UN: Taliban severely restricting women’s and girls’ freedoms

UNITED NATIONS — The United Nations reported that Taliban has severely restricted the freedoms of women and girls through written and verbal decrees.

In a statement on its website, the U.N. highlighted the demand for the recognition of “gender apartheid” in Afghanistan, noting, “Gender apartheid is a real threat to millions of women and girls worldwide.”

The decrees, based on the Taliban’s interpretation of Islamic law, dictate women’s attire, limit their movement, and restrict access to education and professional opportunities, effectively silencing them in public spaces. “These measures eliminate women’s voices from public life,” the U.N. stated.

The U.N. report revealed that only one percent of Afghan women feel they have influence in their communities, and 18 percent have not met with women outside their immediate family in the past three months.

“Women want the right to make decisions, not just in their homes, but in government and other spaces. They want an education. They want to work.
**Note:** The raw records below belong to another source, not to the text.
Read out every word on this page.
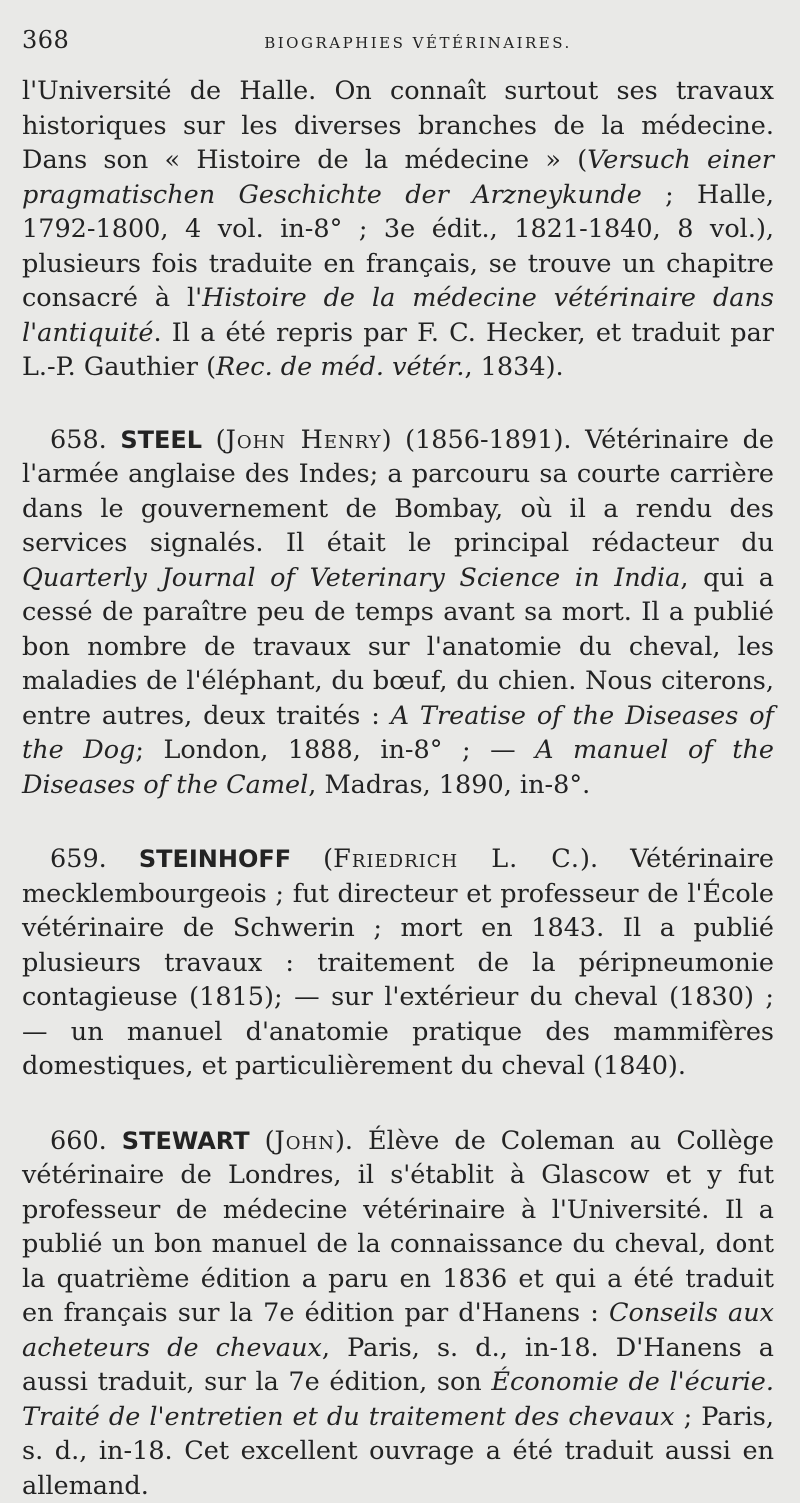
368	BIOGRAPHIES VÉTÉRINAIRES.

l'Université de Halle. On connaît surtout ses travaux historiques sur les diverses branches de la médecine. Dans son « Histoire de la médecine » (Versuch einer pragmatischen Geschichte der Arzneykunde ; Halle, 1792-1800, 4 vol. in-8° ; 3e édit., 1821-1840, 8 vol.), plusieurs fois traduite en français, se trouve un chapitre consacré à l'Histoire de la médecine vétérinaire dans l'antiquité. Il a été repris par F. C. Hecker, et traduit par L.-P. Gauthier (Rec. de méd. vétér., 1834).

658. STEEL (John Henry) (1856-1891). Vétérinaire de l'armée anglaise des Indes; a parcouru sa courte carrière dans le gouvernement de Bombay, où il a rendu des services signalés. Il était le principal rédacteur du Quarterly Journal of Veterinary Science in India, qui a cessé de paraître peu de temps avant sa mort. Il a publié bon nombre de travaux sur l'anatomie du cheval, les maladies de l'éléphant, du bœuf, du chien. Nous citerons, entre autres, deux traités : A Treatise of the Diseases of the Dog; London, 1888, in-8° ; — A manuel of the Diseases of the Camel, Madras, 1890, in-8°.

659. STEINHOFF (Friedrich L. C.). Vétérinaire mecklembourgeois ; fut directeur et professeur de l'École vétérinaire de Schwerin ; mort en 1843. Il a publié plusieurs travaux : traitement de la péripneumonie contagieuse (1815); — sur l'extérieur du cheval (1830) ; — un manuel d'anatomie pratique des mammifères domestiques, et particulièrement du cheval (1840).

660. STEWART (John). Élève de Coleman au Collège vétérinaire de Londres, il s'établit à Glascow et y fut professeur de médecine vétérinaire à l'Université. Il a publié un bon manuel de la connaissance du cheval, dont la quatrième édition a paru en 1836 et qui a été traduit en français sur la 7e édition par d'Hanens : Conseils aux acheteurs de chevaux, Paris, s. d., in-18. D'Hanens a aussi traduit, sur la 7e édition, son Économie de l'écurie. Traité de l'entretien et du traitement des chevaux ; Paris, s. d., in-18. Cet excellent ouvrage a été traduit aussi en allemand.
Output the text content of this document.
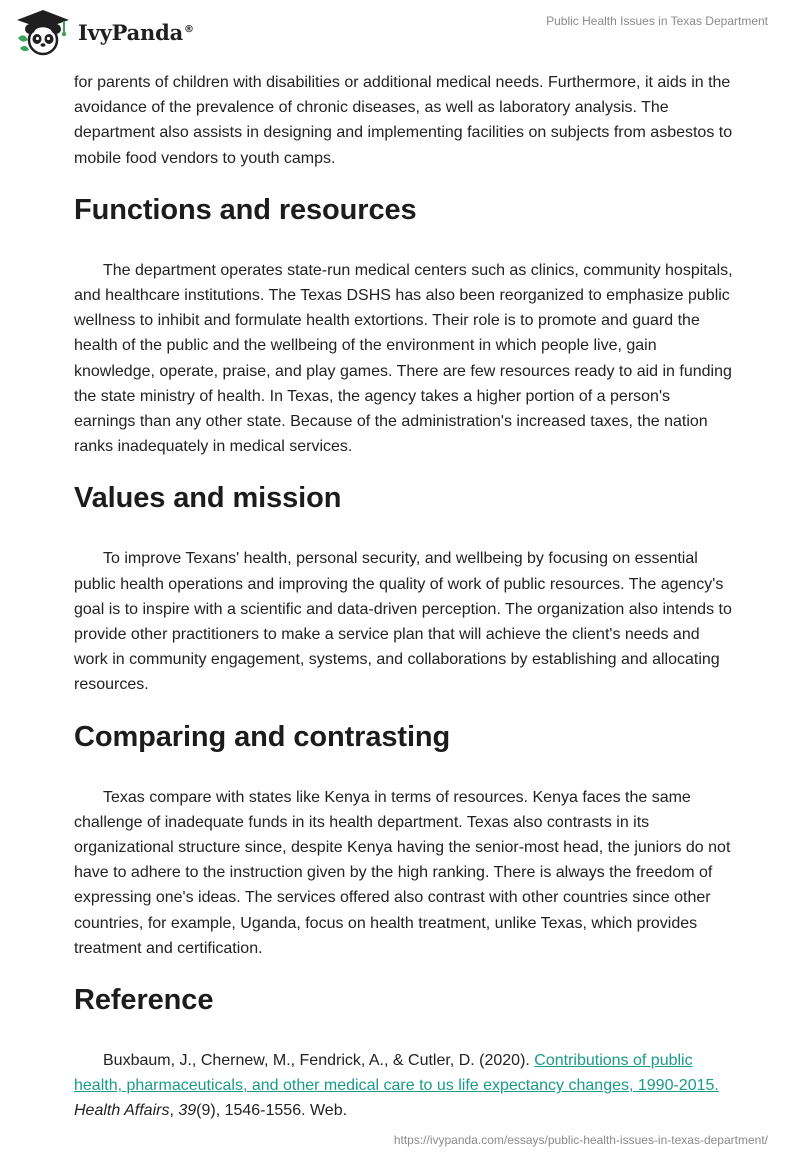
IvyPanda®
Public Health Issues in Texas Department

for parents of children with disabilities or additional medical needs. Furthermore, it aids in the avoidance of the prevalence of chronic diseases, as well as laboratory analysis. The department also assists in designing and implementing facilities on subjects from asbestos to mobile food vendors to youth camps.

Functions and resources

The department operates state-run medical centers such as clinics, community hospitals, and healthcare institutions. The Texas DSHS has also been reorganized to emphasize public wellness to inhibit and formulate health extortions. Their role is to promote and guard the health of the public and the wellbeing of the environment in which people live, gain knowledge, operate, praise, and play games. There are few resources ready to aid in funding the state ministry of health. In Texas, the agency takes a higher portion of a person's earnings than any other state. Because of the administration's increased taxes, the nation ranks inadequately in medical services.

Values and mission

To improve Texans' health, personal security, and wellbeing by focusing on essential public health operations and improving the quality of work of public resources. The agency's goal is to inspire with a scientific and data-driven perception. The organization also intends to provide other practitioners to make a service plan that will achieve the client's needs and work in community engagement, systems, and collaborations by establishing and allocating resources.

Comparing and contrasting

Texas compare with states like Kenya in terms of resources. Kenya faces the same challenge of inadequate funds in its health department. Texas also contrasts in its organizational structure since, despite Kenya having the senior-most head, the juniors do not have to adhere to the instruction given by the high ranking. There is always the freedom of expressing one's ideas. The services offered also contrast with other countries since other countries, for example, Uganda, focus on health treatment, unlike Texas, which provides treatment and certification.

Reference

Buxbaum, J., Chernew, M., Fendrick, A., & Cutler, D. (2020). Contributions of public health, pharmaceuticals, and other medical care to us life expectancy changes, 1990-2015. Health Affairs, 39(9), 1546-1556. Web.

https://ivypanda.com/essays/public-health-issues-in-texas-department/
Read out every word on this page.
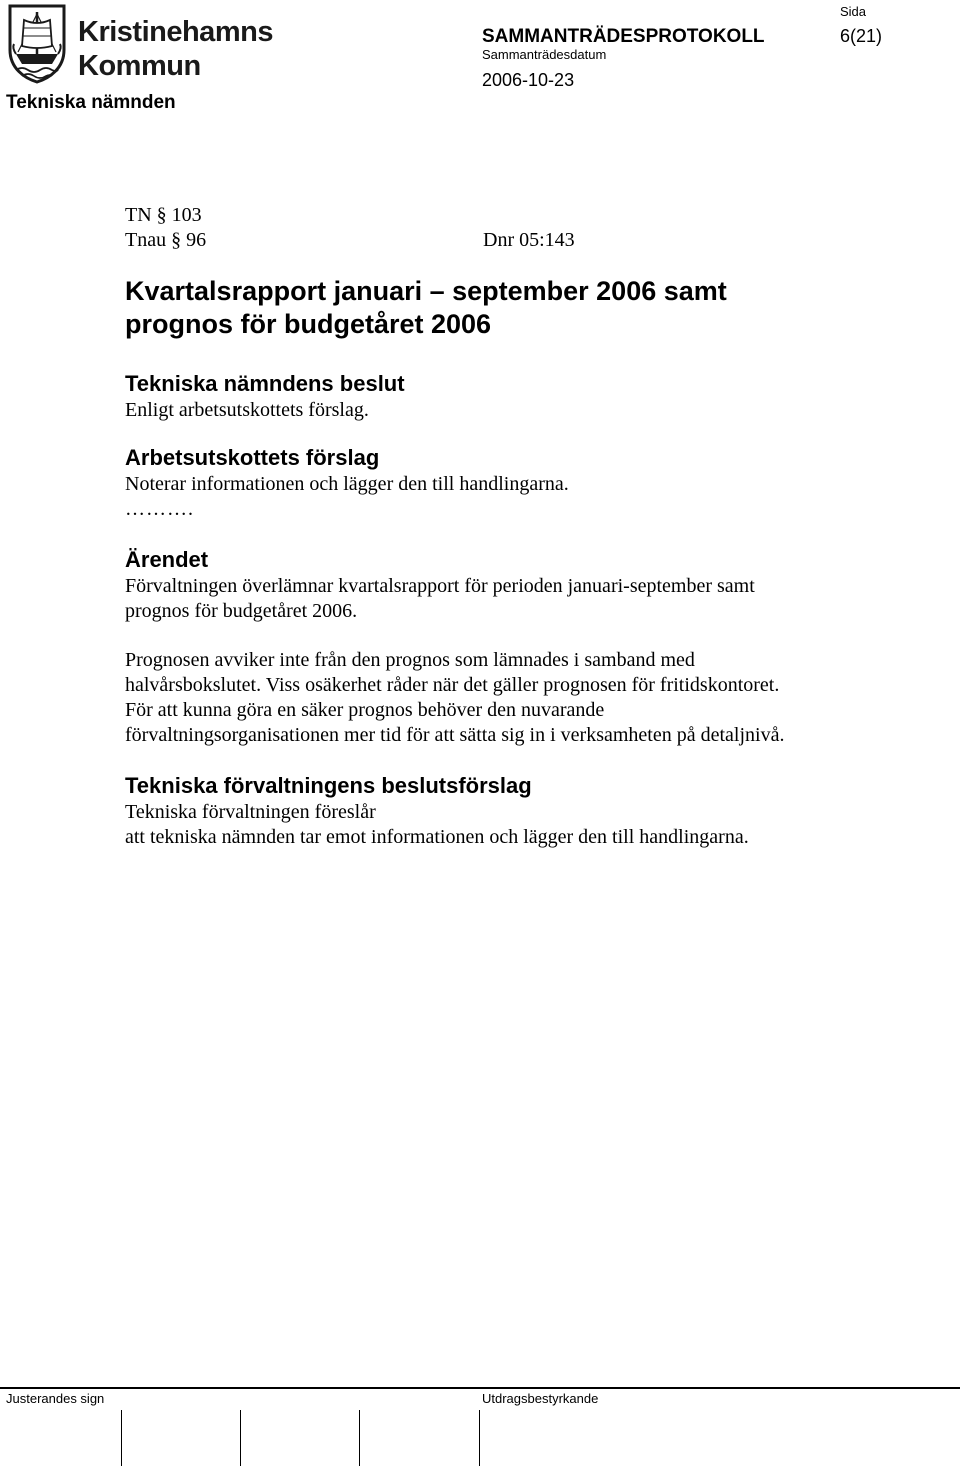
Kristinehamns
Kommun
Tekniska nämnden
SAMMANTRÄDESPROTOKOLL
Sammanträdesdatum
2006-10-23
Sida
6(21)
TN § 103
Tnau § 96	Dnr 05:143
Kvartalsrapport januari – september 2006 samt prognos för budgetåret 2006
Tekniska nämndens beslut

Enligt arbetsutskottets förslag.

Arbetsutskottets förslag

Noterar informationen och lägger den till handlingarna.

……….
Ärendet

Förvaltningen överlämnar kvartalsrapport för perioden januari-september samt prognos för budgetåret 2006.

Prognosen avviker inte från den prognos som lämnades i samband med halvårsbokslutet. Viss osäkerhet råder när det gäller prognosen för fritidskontoret. För att kunna göra en säker prognos behöver den nuvarande förvaltningsorganisationen mer tid för att sätta sig in i verksamheten på detaljnivå.

Tekniska förvaltningens beslutsförslag

Tekniska förvaltningen föreslår

att tekniska nämnden tar emot informationen och lägger den till handlingarna.

Justerandes sign	Utdragsbestyrkande
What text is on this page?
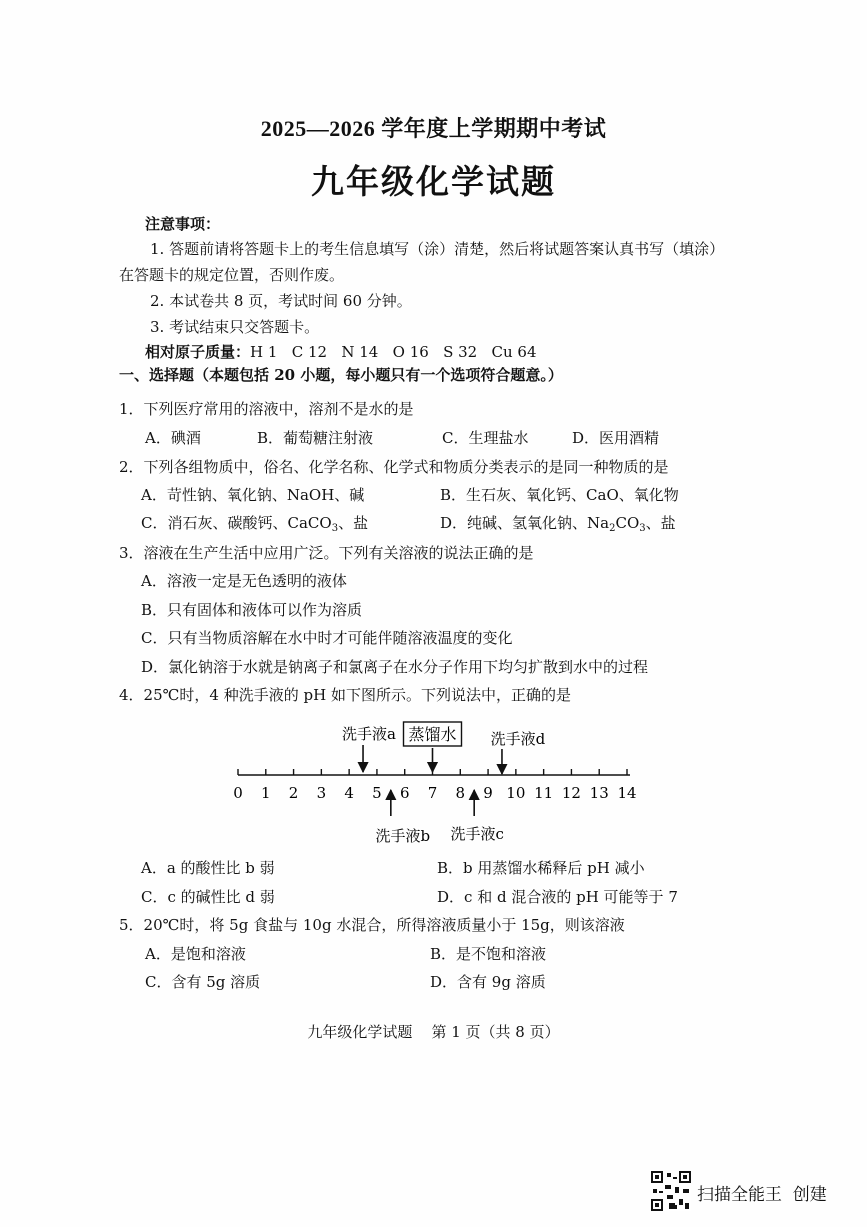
2025—2026 学年度上学期期中考试
九年级化学试题
注意事项：
1. 答题前请将答题卡上的考生信息填写（涂）清楚，然后将试题答案认真书写（填涂）
在答题卡的规定位置，否则作废。
2. 本试卷共 8 页，考试时间 60 分钟。
3. 考试结束只交答题卡。
相对原子质量：H 1   C 12   N 14   O 16   S 32   Cu 64
一、选择题（本题包括 20 小题，每小题只有一个选项符合题意。）
1．下列医疗常用的溶液中，溶剂不是水的是
A．碘酒	B．葡萄糖注射液	C．生理盐水	D．医用酒精
2．下列各组物质中，俗名、化学名称、化学式和物质分类表示的是同一种物质的是
A．苛性钠、氧化钠、NaOH、碱	B．生石灰、氧化钙、CaO、氧化物
C．消石灰、碳酸钙、CaCO$_3$、盐	D．纯碱、氢氧化钠、$Na_2CO_3$、盐
3．溶液在生产生活中应用广泛。下列有关溶液的说法正确的是
A．溶液一定是无色透明的液体
B．只有固体和液体可以作为溶质
C．只有当物质溶解在水中时才可能伴随溶液温度的变化
D．氯化钠溶于水就是钠离子和氯离子在水分子作用下均匀扩散到水中的过程
4．25℃时，4 种洗手液的 pH 如下图所示。下列说法中，正确的是
0 1 2 3 4 5 6 7 8 9 10 11 12 13 14
洗手液a 蒸馏水 洗手液d
洗手液b 洗手液c
A．a 的酸性比 b 弱	B．b 用蒸馏水稀释后 pH 减小
C．c 的碱性比 d 弱	D．c 和 d 混合液的 pH 可能等于 7
5．20℃时，将 5g 食盐与 10g 水混合，所得溶液质量小于 15g，则该溶液
A．是饱和溶液	B．是不饱和溶液
C．含有 5g 溶质	D．含有 9g 溶质
九年级化学试题    第 1 页（共 8 页）
扫描全能王  创建
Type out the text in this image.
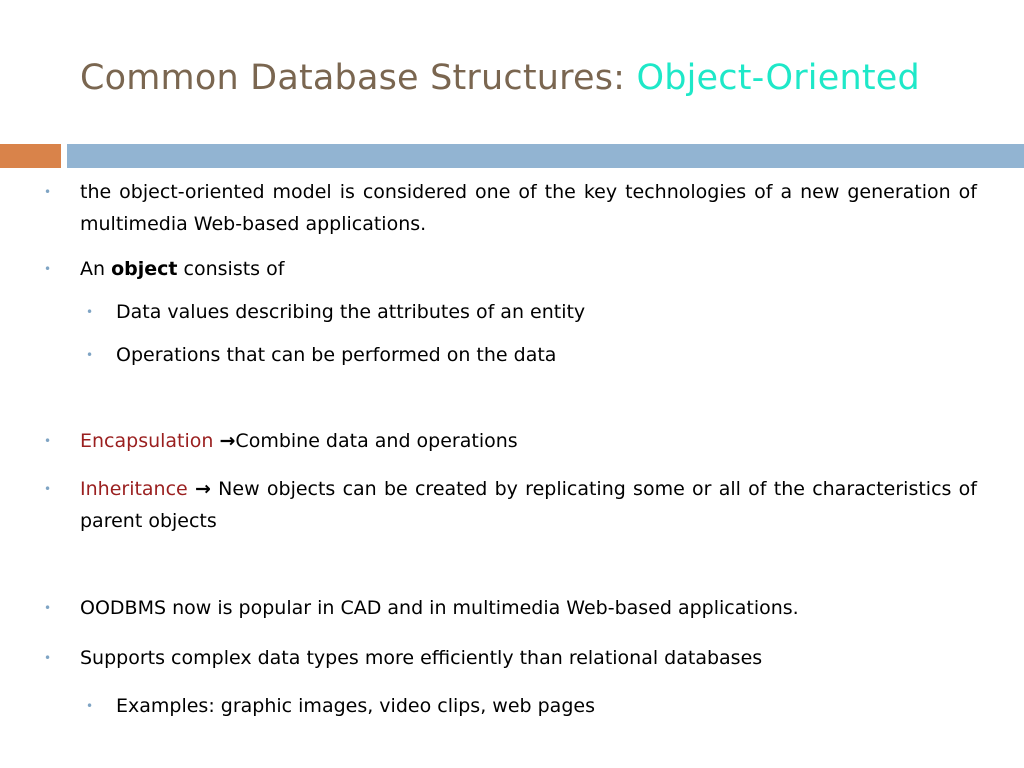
Common Database Structures: Object-Oriented
• the object-oriented model is considered one of the key technologies of a new generation of multimedia Web-based applications.
• An object consists of
• Data values describing the attributes of an entity
• Operations that can be performed on the data
• Encapsulation →Combine data and operations
• Inheritance → New objects can be created by replicating some or all of the characteristics of parent objects
• OODBMS now is popular in CAD and in multimedia Web-based applications.
• Supports complex data types more efficiently than relational databases
• Examples: graphic images, video clips, web pages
They want their rights,” one 26-year-old Afghan woman told U.N. Women.

This discrimination has significant long-term consequences. “The ban on girls’ education is correlated with a 25 percent increase in the rate of child marriage and a 45 percent increase in early childbearing,” the U.N. report noted.

U.N. Women’s gender profile indicated that barring 1.1 million girls from school and over 100,000 women from university correlates with an increased risk of maternal mortality by at least 50 percent. “These restrictions on education and professional opportunities heighten maternal mortality risks significantly,” the U.N. warned.